Emmanuel Tlamelo, Maupong Thabiso, Mpoeleng Dimane, Semong Thabo, Mphago Banyatsang, Tabona Oteng
Department of Computer Science and Information Systems, Botswana International University of Science and Technology, Palapye, Botswana.
J Big Data. 2021;8(1):140. doi: 10.1186/s40537-021-00516-9. Epub 2021 Oct 27.
Machine learning has been the corner stone in analysing and extracting information from data and often a problem of missing values is encountered. Missing values occur because of various factors like missing completely at random, missing at random or missing not at random. All these may result from system malfunction during data collection or human error during data pre-processing. Nevertheless, it is important to deal with missing values before analysing data since ignoring or omitting missing values may result in biased or misinformed analysis. In literature there have been several proposals for handling missing values. In this paper, we aggregate some of the literature on missing data particularly focusing on machine learning techniques. We also give insight on how the machine learning approaches work by highlighting the key features of missing values imputation techniques, how they perform, their limitations and the kind of data they are most suitable for. We propose and evaluate two methods, the k nearest neighbor and an iterative imputation method (missForest) based on the random forest algorithm. Evaluation is performed on the Iris and novel power plant fan data with induced missing values at missingness rate of 5% to 20%. We show that both missForest and the k nearest neighbor can successfully handle missing values and offer some possible future research direction.
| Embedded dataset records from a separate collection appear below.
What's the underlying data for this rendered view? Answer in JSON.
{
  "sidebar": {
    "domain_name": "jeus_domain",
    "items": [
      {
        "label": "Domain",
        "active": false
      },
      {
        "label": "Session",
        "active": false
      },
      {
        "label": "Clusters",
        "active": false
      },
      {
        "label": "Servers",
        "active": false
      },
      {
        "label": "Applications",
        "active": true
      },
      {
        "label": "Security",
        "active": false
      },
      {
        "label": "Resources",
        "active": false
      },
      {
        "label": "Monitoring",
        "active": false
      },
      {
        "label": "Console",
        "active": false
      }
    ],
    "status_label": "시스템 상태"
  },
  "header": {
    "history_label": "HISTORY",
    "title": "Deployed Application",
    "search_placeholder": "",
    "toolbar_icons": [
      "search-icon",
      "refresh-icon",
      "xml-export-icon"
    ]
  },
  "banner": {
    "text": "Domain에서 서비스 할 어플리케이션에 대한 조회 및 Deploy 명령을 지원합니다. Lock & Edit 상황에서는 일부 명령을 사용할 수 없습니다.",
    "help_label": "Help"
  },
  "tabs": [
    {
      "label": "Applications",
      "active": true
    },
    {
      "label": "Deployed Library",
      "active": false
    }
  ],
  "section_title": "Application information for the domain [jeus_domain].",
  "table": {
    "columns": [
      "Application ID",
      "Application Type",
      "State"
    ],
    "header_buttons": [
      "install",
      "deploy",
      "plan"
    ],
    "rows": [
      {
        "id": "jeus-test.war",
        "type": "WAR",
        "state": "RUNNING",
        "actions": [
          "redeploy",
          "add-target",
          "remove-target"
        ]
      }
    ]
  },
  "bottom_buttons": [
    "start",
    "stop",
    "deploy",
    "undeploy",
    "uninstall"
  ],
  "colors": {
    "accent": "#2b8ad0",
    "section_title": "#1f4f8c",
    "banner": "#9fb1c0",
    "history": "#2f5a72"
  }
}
机器学习一直是从数据中分析和提取信息的基石,并且常常会遇到缺失值问题。缺失值的出现是由各种因素导致的,比如完全随机缺失、随机缺失或非随机缺失。所有这些情况可能源于数据收集过程中的系统故障,或者数据预处理过程中的人为错误。然而,在分析数据之前处理缺失值很重要,因为忽略或遗漏缺失值可能会导致有偏差或错误的分析。在文献中,已经有几种处理缺失值的提议。在本文中,我们汇总了一些关于缺失数据的文献,特别关注机器学习技术。我们还通过突出缺失值插补技术的关键特征、它们的性能表现、局限性以及它们最适合的数据类型,来深入了解机器学习方法是如何工作的。我们提出并评估了两种方法,即k近邻法和基于随机森林算法的迭代插补法(missForest)。在鸢尾花数据集和新的电厂风机数据集上进行评估,诱导缺失值的缺失率为5%至20%。我们表明,missForest和k近邻法都能成功处理缺失值,并提供了一些可能的未来研究方向。